2 « Les preuves de Dieu métaphysiques sont si éloignées du raisonnement des hommes, et si impliquées, qu’elles frappent peu ; et quand cela servirait à quelques-uns, ce ne serait que pendant l’instant qu’ils voient cette démonstration ; mais une heure après ils craignent de s’être trompés. Quod curiositate cognoverint, superbiâ amiserunt. »
« D’ailleurs ces sortes de preuves ne nous peuvent conduire qu’à une connaissance spéculative de Dieu, et ne le connaître que de cette sorte, c’est ne le connaître pas. » (glose)
3 « La Divinité des Chrétiens ne consiste pas en un Dieu simplement auteur des vérités Géométriques et de l’ordre des éléments ; c’est la part des Païens. Elle ne consiste pas simplement en un Dieu qui exerce sa providence sur la vie et sur les biens des hommes, pour donner une heureuse suite d’années à ceux qui l’adorent ; c’est le partage des Juifs. Mais le Dieu d’Abraham, et de Jacob, le Dieu des Chrétiens est un Dieu d’amour et de consolation : c’est un Dieu qui remplit l’âme et le cœur de ceux qu’il possède : c’est un Dieu qui leur fait sentir intérieurement leur misère, et sa miséricorde infinie ; qui s’unit au fonds de leur âme, qui la remplit d’humilité, de joie, de confiance, d’amour ; qui les rend incapables d’autre fin que de lui-même. »
4 « Le Dieu des Chrétiens est un Dieu qui fait sentir à l’âme, qu’il est son unique bien, que tout son repos est en lui, et qu’elle n’aura de joie qu’à l’aimer ; et qui lui fait en même temps abhorrer les obstacles qui la retiennent et l’empêchent de l’aimer de toutes ses forces. L’amour-propre et la concupiscence qui l’arrêtent lui sont insupportables. Ce Dieu lui fait sentir, qu’elle a ce fonds d’amour-propre, et que lui seul l’en peut guérir. »
« Voilà ce que c’est que de connaître Dieu en Chrétien. Mais pour le connaître de cette manière, il faut connaître en même temps sa misère, son indignité, et le besoin qu’on a d’un médiateur pour se rapprocher de Dieu, et pour s’unir à lui. Il ne faut point séparer ces connaissances ; parce qu’étant séparées, elles sont non seulement inutiles, mais nuisibles. » (glose)
5 « La connaissance de Dieu sans celle de notre misère fait l’orgueil. La connaissance de notre misère sans celle de Jésus-Christ fait le désespoir. Mais la connaissance de Jésus-Christ nous exempte et de l’orgueil, et du désespoir ; parce que nous y trouvons Dieu, notre misère, et la voie unique de la réparer. »

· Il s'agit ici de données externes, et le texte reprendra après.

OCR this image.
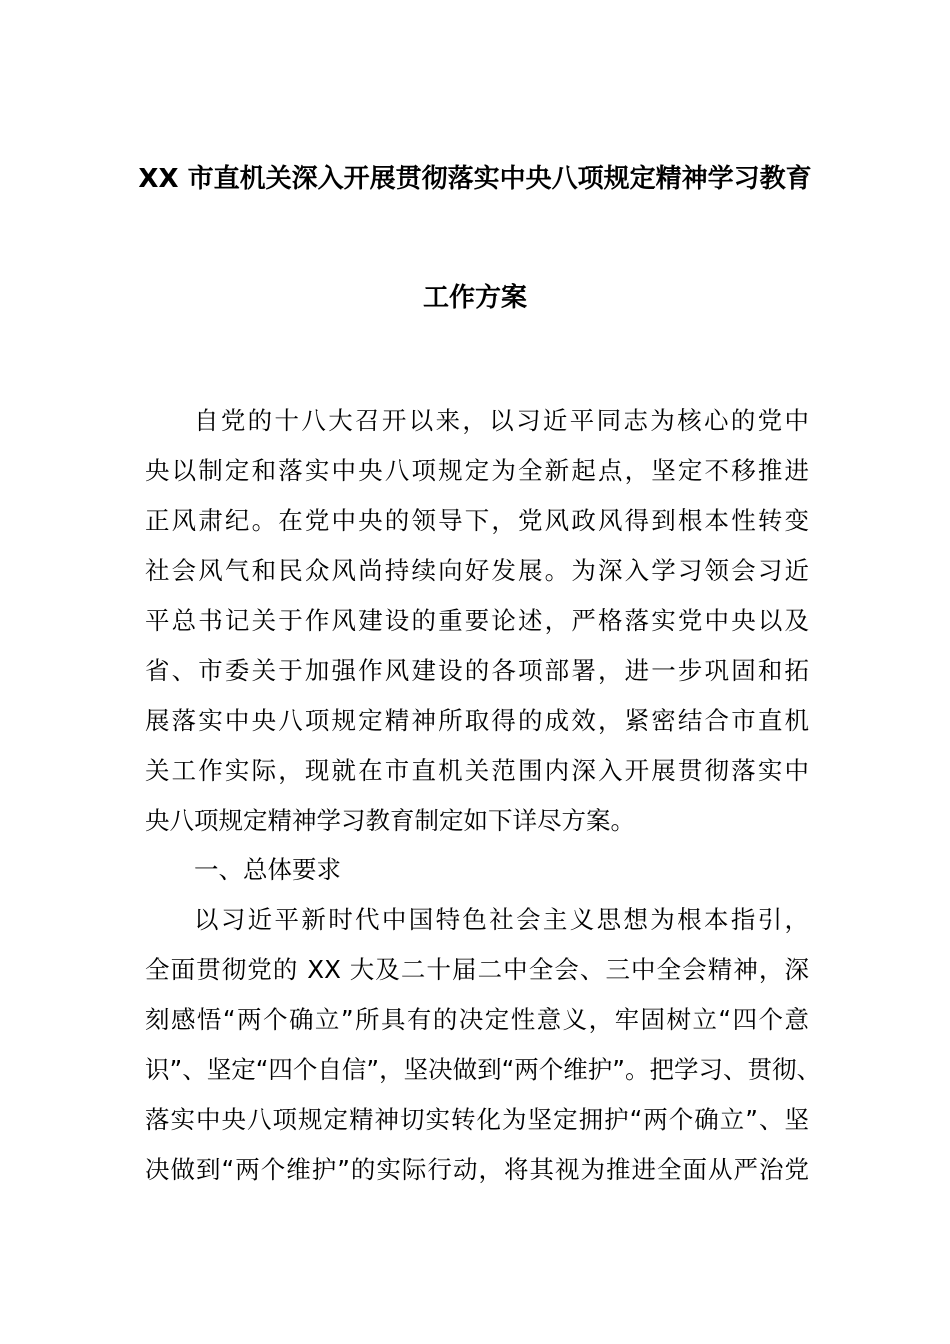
XX 市直机关深入开展贯彻落实中央八项规定精神学习教育
工作方案
自党的十八大召开以来，以习近平同志为核心的党中
央以制定和落实中央八项规定为全新起点，坚定不移推进
正风肃纪。在党中央的领导下，党风政风得到根本性转变
社会风气和民众风尚持续向好发展。为深入学习领会习近
平总书记关于作风建设的重要论述，严格落实党中央以及
省、市委关于加强作风建设的各项部署，进一步巩固和拓
展落实中央八项规定精神所取得的成效，紧密结合市直机
关工作实际，现就在市直机关范围内深入开展贯彻落实中
央八项规定精神学习教育制定如下详尽方案。
一、总体要求
以习近平新时代中国特色社会主义思想为根本指引，
全面贯彻党的 XX 大及二十届二中全会、三中全会精神，深
刻感悟“两个确立”所具有的决定性意义，牢固树立“四个意
识”、坚定“四个自信”，坚决做到“两个维护”。把学习、贯彻、
落实中央八项规定精神切实转化为坚定拥护“两个确立”、坚
决做到“两个维护”的实际行动，将其视为推进全面从严治党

6 « Nous pouvons connaître Dieu, sans connaître nos misères ; ou nos misères, sans connaître Dieu ; ou même Dieu et nos misères, sans connaître le moyen de nous délivrer des misères qui nous accablent. Mais nous ne pouvons connaître Jésus-Christ, sans connaître tout ensemble et Dieu, et nos misères, et le remède de nos misères ; parce que Jésus-Christ n’est pas simplement Dieu, mais que c’est un Dieu réparateur de nos misères.
Ainsi tous ceux qui cherchent Dieu sans Jésus-Christ, ne trouvent aucune lumière qui les satisfasse, ou qui leur soit véritablement utile. Car, ou ils n’arrivent pas jusqu’à connaître qu’il y a un Dieu ; ou, s’ils y arrivent, c’est inutilement pour eux ; parce qu’ils se forment un moyen de communiquer sans médiateur avec ce Dieu qu’ils ont connu sans médiateur. De sorte qu’ils tombent ou dans l’Athéisme, ou dans le Déisme, qui sont deux choses que la Religion Chrétienne abhorre presque également. »
« Il faut donc tendre uniquement à connaître Jésus-Christ, puisque c’est par lui seul que nous pouvons prétendre connaître Dieu d’une manière qui nous soit utile.
C’est lui qui est le vrai Dieu des hommes, c’est-à-dire des misérables, et des pécheurs. » (glose)
« Il est le centre de tout, et l’objet de tout ; et qui ne le connaît pas, ne connaît rien dans l’ordre du monde, ni dans soi-même. »
7 « Sans Jésus-Christ il faut que l’homme soit dans le vice et dans la misère ; avec Jésus-Christ l’homme est exempt de vice et de misère. En lui est tout notre bonheur, notre vertu, notre vie, notre lumière, notre espérance ; et hors de lui il n’y a que vice, misère, ténèbres, désespoir, »
8 La différence provient des Copies C1 et C2.
Commentaire
Port-Royal réunit plusieurs fragments en un corps d’argumentation qui, à partir de l’inutilité des preuves métaphysiques, montre ce que c’est que « connaître Dieu en chrétien ». Les éditeurs répartissent des parties du fragment et complètent en quelques endroits les remarques esquissées par Pascal. Le travail de réécriture est visible dans les gloses qui séparent les éléments du fragment. Les parties supprimées ont peut-être paru trop audacieuses aux éditeurs (par exemple la formule nous ne connaissons rien).